Exploring Carbon Storage in Baffin Bay Deep Water

Faculty of Science
Earth and Environmental Sciences
Sustainability
Science
Students by the Rideau canal with STEM complex in the background
Climate change is the most critical environmental issue impacting our planet. It can be observed in our daily lives through rising heat waves, floods, draughts, and wildfires.

On a larger scale, anthropogenic climate change is drastically disturbing ocean temperatures and acidity, the sustainability of glaciers, the health of ecosystems and sea-levels. In fact, the Canadian Arctic is warming at four times the rate of the rest of the planet, making it indispensable to study Arctic waters to understand the impact of climate change on this critical region in the Earth system.

Baffin Bay is an Arctic marginal sea located between Baffin Island and the west coast of Greenland. This region provides cold and salty waters to the North Atlantic Ocean.
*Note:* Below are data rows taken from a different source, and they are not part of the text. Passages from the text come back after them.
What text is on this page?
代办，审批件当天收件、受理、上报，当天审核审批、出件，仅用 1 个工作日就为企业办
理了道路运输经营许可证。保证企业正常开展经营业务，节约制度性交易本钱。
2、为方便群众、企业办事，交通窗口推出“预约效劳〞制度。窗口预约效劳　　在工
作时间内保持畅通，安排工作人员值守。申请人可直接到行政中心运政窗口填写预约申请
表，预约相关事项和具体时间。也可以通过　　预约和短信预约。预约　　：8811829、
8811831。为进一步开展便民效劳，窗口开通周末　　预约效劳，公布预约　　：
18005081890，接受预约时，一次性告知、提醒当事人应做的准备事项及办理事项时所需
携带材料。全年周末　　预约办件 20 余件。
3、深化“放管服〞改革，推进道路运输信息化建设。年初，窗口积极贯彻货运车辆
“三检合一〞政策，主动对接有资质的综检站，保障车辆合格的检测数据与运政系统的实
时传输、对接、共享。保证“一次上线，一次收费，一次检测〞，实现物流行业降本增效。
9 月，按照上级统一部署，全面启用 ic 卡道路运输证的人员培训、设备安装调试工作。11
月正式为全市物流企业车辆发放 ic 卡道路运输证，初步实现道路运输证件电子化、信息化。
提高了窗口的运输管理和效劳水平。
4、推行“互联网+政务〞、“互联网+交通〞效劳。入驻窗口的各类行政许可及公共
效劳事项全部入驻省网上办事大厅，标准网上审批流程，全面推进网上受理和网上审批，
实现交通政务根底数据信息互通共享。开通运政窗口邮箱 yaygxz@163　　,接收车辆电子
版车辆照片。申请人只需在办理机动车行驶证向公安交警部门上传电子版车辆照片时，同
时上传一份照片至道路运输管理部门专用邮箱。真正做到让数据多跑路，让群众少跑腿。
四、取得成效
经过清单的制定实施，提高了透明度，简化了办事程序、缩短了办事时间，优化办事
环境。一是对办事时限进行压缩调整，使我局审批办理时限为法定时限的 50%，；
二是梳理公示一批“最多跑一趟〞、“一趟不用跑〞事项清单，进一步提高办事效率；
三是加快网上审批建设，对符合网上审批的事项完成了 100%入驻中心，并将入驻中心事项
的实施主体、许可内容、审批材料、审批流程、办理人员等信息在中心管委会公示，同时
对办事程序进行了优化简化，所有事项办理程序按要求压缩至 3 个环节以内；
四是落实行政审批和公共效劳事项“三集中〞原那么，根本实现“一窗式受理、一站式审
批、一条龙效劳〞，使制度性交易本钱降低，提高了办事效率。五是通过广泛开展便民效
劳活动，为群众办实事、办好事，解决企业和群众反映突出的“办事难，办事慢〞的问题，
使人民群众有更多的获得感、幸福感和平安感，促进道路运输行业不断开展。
Here, deep water is formed that acts as an engine driving global deep ocean circulation. Thus, Baffin Bay has been the primary target of numerous studies conducted by oceanographers and environmental scientists, including Sara Zeidan, a MSc graduate supervised by Professor Brett Walker.

Sara Zeidan
Sara Zeidan

Sara’s research aimed to determine a revised residence time for Baffin Bay Deep Water (BBDW). In other words, she wanted to how long deep water stays in the bottom of the basin before mixing back up and interacting with the atmosphere. This residence time informs our understanding of how substances, such as carbon and nutrients, can be stored in BBDW on longer timescales. She accomplished this by measuring stable carbon isotopes (δ13C) and radiocarbon ages (as Δ14C) in the water using Isotope Ratio Mass Spectrometry (IRMS) and Accelerator Mass Spectrometry (AMS), respectively. Sara estimated BBDW resides for 360-690 years, suggesting carbon can be stored in deep Baffin Bay for centuries. These findings help constrain the important role Arctic marginal seas can play in partially mitigating climate change. If for example, warming leads to greater export of surface carbon to depth, this atmospheric carbon will be stored for centuries in Baffin Bay. In addition, Sara’s study contributed greatly to our understanding of the oceanographic significance of Baffin Bay.

Sara’s results – the first ever recorded and published radiocarbon measurements in Baffin Bay – were presented at the Arctic Change 2020 Conference and at the ASLO 2021 Aquatic Sciences Meeting. She also earned a NSERC Alexander Graham Bell Canada Graduate Scholarship to fund her research.   

During her time at uOttawa, Sara was particularly involved on campus where she was a member of the Muslim and Environmental Science student associations and part of the Action Against Hunger community. She encourages students to seek out opportunities and to learn as much as they can, both inside and outside the classroom.